Die meisten High-Protein-Lebensmittel werden aber mit Eiweißen künstlich angereichert und gehören zu den sogenannten hochverarbeiteten Lebensmitteln. 

Sie enthalten häufig hohe Zucker-, Fett- und Salzmengen sowie große Mengen an Zusatzstoffen wie Süßstoffe, Konservierungsmittel, Farb- und Aromastoffe. Gerade Menschen mit Allergien oder Nahrungsmittelunverträglichkeiten sollten sehr vorsichtig sein und die Inhaltsstoffe genau überprüfen.
Außerdem verlangen Hersteller teilweise für High-Protein-Lebensmittel erheblich höhere Preise als für normale Produkte.

Wunderwaffe: High Protein sorgt für dicke Muckis und schlanke Taille?

So schön das auch klingen mag – wenn man genauer hinsieht, kann das nicht dauerhaft funktionieren. Isst man mehr Proteine und gleichzeitig weniger Kohlenhydrate („Low Carb“) verspürt man zwar schneller ein Sättigungsgefühl und nimmt kurzfristig ab. Studien haben aber gezeigt, dass dieser Effekt nur kurzzeitig auftritt. Werden längerfristig höhere Eiweißmengen verzehrt und nicht gleichzeitig viel Sport gemacht, wandelt unser Körper diesen Eiweißüberschuss in Depotfett um, die Folge ist Gewichtszunahme.
Selbst Sportler können ihren erhöhten Bedarf in der Regel mit einer ausgewogenen Ernährung decken. Hüttenkäse oder Magerquark sind gesünder, günstiger und genauso effektiv wie Power-Eiweißriegel und Kraftshakes.

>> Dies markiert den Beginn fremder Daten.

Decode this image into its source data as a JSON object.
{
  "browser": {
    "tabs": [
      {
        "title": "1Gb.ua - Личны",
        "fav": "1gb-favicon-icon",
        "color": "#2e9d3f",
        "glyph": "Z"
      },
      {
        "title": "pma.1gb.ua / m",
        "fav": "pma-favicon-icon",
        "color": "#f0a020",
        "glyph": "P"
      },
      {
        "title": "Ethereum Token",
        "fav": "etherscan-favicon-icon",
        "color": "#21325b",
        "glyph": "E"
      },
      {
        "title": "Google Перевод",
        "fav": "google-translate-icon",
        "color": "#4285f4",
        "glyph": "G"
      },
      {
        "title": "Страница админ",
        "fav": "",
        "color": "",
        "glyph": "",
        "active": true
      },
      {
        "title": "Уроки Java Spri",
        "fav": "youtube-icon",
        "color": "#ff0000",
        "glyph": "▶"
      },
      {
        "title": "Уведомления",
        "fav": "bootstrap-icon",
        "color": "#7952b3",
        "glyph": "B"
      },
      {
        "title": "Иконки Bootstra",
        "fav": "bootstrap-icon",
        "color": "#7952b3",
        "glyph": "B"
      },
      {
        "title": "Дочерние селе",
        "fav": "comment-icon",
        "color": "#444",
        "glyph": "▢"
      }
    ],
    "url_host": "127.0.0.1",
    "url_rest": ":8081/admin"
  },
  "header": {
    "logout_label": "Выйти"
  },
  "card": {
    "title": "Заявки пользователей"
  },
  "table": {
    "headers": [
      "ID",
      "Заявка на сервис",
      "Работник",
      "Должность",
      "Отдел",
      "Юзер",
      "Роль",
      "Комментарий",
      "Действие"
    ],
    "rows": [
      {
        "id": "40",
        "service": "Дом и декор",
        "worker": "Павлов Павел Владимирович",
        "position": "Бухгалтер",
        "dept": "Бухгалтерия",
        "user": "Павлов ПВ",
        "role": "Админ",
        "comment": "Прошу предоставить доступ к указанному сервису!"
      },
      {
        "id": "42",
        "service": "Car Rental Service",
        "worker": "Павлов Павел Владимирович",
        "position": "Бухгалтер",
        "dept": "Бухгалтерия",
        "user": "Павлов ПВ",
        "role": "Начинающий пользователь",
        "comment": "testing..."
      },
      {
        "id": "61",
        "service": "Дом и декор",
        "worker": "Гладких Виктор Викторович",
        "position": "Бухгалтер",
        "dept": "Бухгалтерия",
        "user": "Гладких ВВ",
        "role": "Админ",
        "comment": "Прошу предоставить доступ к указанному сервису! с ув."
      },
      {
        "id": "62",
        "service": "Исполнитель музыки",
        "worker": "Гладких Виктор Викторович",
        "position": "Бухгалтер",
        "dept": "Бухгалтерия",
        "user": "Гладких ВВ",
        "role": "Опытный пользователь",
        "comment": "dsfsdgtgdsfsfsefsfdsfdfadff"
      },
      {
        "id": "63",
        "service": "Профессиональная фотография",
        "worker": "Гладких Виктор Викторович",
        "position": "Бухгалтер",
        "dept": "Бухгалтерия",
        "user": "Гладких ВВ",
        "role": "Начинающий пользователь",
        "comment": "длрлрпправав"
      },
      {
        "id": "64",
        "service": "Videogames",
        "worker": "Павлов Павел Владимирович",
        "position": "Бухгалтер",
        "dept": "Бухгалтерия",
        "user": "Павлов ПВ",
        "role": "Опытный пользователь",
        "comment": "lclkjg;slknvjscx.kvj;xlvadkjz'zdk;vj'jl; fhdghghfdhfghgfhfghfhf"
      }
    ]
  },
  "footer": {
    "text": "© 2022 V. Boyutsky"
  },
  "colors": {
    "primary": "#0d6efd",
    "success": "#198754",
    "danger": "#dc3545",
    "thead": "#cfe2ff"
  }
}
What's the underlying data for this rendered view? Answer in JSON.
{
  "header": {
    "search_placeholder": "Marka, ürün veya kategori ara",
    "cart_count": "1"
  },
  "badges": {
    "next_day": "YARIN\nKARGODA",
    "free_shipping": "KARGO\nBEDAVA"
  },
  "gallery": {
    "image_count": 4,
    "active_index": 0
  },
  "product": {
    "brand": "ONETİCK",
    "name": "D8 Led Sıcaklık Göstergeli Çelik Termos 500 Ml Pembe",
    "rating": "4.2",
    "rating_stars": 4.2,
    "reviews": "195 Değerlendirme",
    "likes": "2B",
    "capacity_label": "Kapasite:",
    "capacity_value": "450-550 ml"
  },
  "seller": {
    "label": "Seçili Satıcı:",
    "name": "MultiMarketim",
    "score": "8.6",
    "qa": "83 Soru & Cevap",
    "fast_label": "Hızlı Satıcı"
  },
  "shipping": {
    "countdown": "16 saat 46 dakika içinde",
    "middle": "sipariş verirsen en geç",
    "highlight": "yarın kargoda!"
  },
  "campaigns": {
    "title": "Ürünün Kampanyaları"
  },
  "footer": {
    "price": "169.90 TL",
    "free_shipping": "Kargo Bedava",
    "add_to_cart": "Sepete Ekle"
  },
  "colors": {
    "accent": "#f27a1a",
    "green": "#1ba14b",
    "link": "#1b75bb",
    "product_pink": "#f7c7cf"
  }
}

Mehr Protein – kann das schaden?

Durch eine eiweißreiche Ernährung hat ein körperlich Gesunder keine Nachteile, bis auf eine langfristige Gewichtszunahme bei wenig Bewegung. Allerdings ist es wichtig, auf eine ausreichende Trinkmenge zu achten, da Eiweiß über die Nieren abgebaut und ausgeschieden wird. Vorsicht ist jedoch bei eingeschränkter Nierenfunktion geboten.

Ein weiteres Problem, das im Zusammenhang mit gleichzeitiger Low-Carb-Ernährung auftritt, ist ein unangenehmer Mundgeruch. Hintergrund ist, dass der Körper in einen Ketose-Zustand gerät. Dabei werden in der Leber Fettsäuren zu Ketonkörpern umgewandelt, deren Abbau unangenehm riechenden Mund- und Uringeruch verursacht.

Wichtig für bestimmte Altersgruppen und bei Krankheiten

Für Senioren, die nur noch sehr kleine Mengen und einseitig essen, für Pflegebedürftige, Krebskranke oder sehr untergewichtige Menschen kann es sinnvoll sein, zusätzliches Eiweiß zu ergänzen. Dies sollte aber unter ärztlicher Aufsicht erfolgen, da eine erhöhte Eiweißzufuhr auch mehr die Nierenfunktion beansprucht.
Durch spezielle Trinknahrungen wie zum Beispiel Fresubin® von Fresenius, Fortimel® von nutricia oder auch Sondennahrungen (z. B. Hipp® Sondennahrung, etc.) können durch die hohe Energiedichte bereits durch kleine Portionen definierte Mengen an Nährstoffen und Kalorien zugeführt werden. Mit High-Protein- Lebensmitteln ist dies aufwändiger und undurchsichtiger.